Позже, когда Потапов пристальнее посмотрит на себя, когда над ним рассеются ветры сомнений и спадет нервная мгла с души, обмороженное безлюбьем сердце Потапова ощутит в отношении своей неудачной семьи подобие благодарности — за толчок (или пинок) в сторону обретения Потаповым себя, или свободы, что одно и то же. Но это — потом. А сегодня в мыслях… снотворные таблетки, призрачные, книжные, вернее — телеэкранные цыгане, сами книги, глыбистой, еще недвижной лавиной нависшие над его диваном, божьи коровки, джинсы, вздорные мысли и все остальное…
Перед дверью сына полуодетый Потапов раскачал правую руку, нелепо помахав ею возле головы, затаил дыхание и неуклюже, с лакейской опаской постучал костяшками пальцев о филенку. Створки разошлись. В дверях стояла девушка. В розовых блестящих штанах-бананах. Вся какая-то лучистая, изящная, почти прозрачная. На губах дерзкая (от страха?) улыбка. Подсиненные, расплывчатые, детски неглубокие глаза увеличены вширь всеми доступными способами до состояния изумления и даже ужаса.
— Здравствуйте, меня зовут Настя. А вы — Иван Кузьмич.
— Вот именно, — усмехнулся Потапов внезапно, как чихнул. — Прошу прощения за мой видок, но мне, знаете ли, необходимы старые джинсы. Чтобы ехать за город.
— За грибами?! Возьмите меня с собой? — Девушка отпрыгнула с прохода назад и одновременно вверх, словно пускаясь в пляску.
— Сергей! — позвал Потапов, не переступая порога.
— А его нет.
— То есть как это «нет»?
— А мы поцапались. Я ему жениться на себе предложила, так он чуть в форточку не вылетел. Как муха навозная. Слово за слово, обо всем понемногу. Я ему: хочешь мужиком стать — иди в армию служить. В десантники! Оттуда знаете какие лихие ребята возвращаются? А Сережа ваш про какую-то близорукость объясняет. Хотя очков никаких не носит. Что вы так на меня смотрите, Иван Кузьмич? Разве я не дело говорю? Сережа здоров, спортивен. Проявил бы себя в экстермальных условиях… В институт бы с боевой медалью вернулся, а то и с орденом!
— В каких, в каких условиях?! — наливался смехом Потапов.
— В экс… ну, знаете сами, о чем говорю. Он бы — в десантники, а я — ждать.
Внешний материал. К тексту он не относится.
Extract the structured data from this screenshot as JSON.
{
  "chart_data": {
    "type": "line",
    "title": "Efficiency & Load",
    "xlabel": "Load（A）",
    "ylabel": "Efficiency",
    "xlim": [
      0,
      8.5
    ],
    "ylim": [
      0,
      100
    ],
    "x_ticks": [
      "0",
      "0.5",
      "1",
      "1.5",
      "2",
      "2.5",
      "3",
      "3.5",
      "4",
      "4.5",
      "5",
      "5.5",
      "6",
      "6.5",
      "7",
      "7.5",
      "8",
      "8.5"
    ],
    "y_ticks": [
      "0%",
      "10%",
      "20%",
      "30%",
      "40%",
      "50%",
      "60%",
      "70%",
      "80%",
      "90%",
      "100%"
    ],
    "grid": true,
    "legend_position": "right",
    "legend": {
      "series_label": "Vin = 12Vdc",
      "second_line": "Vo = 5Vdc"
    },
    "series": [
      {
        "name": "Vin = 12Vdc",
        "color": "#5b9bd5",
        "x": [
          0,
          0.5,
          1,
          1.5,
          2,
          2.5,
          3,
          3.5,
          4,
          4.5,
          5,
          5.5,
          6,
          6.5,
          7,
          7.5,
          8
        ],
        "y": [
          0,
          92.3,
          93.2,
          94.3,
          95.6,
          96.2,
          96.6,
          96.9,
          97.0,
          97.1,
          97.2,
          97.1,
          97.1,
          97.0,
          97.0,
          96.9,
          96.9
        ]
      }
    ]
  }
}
Вот здесь, в его комнате. Хоть три года.
— Шутить изволите?
— Нет. Фантазирую всего лишь. Иван Кузьмич! — Девушка схватила Потапова за руки и, мгновенно обмякнув, повисла на его руках, будто сознание потеряла. — Дяденька миленький! Не гоните… Устройте лучше на работу. Возьмите секретаршей к себе. У вас уже старенькая секретарша. А я мигом на машинке стучать научусь. Буду вас чаем поить.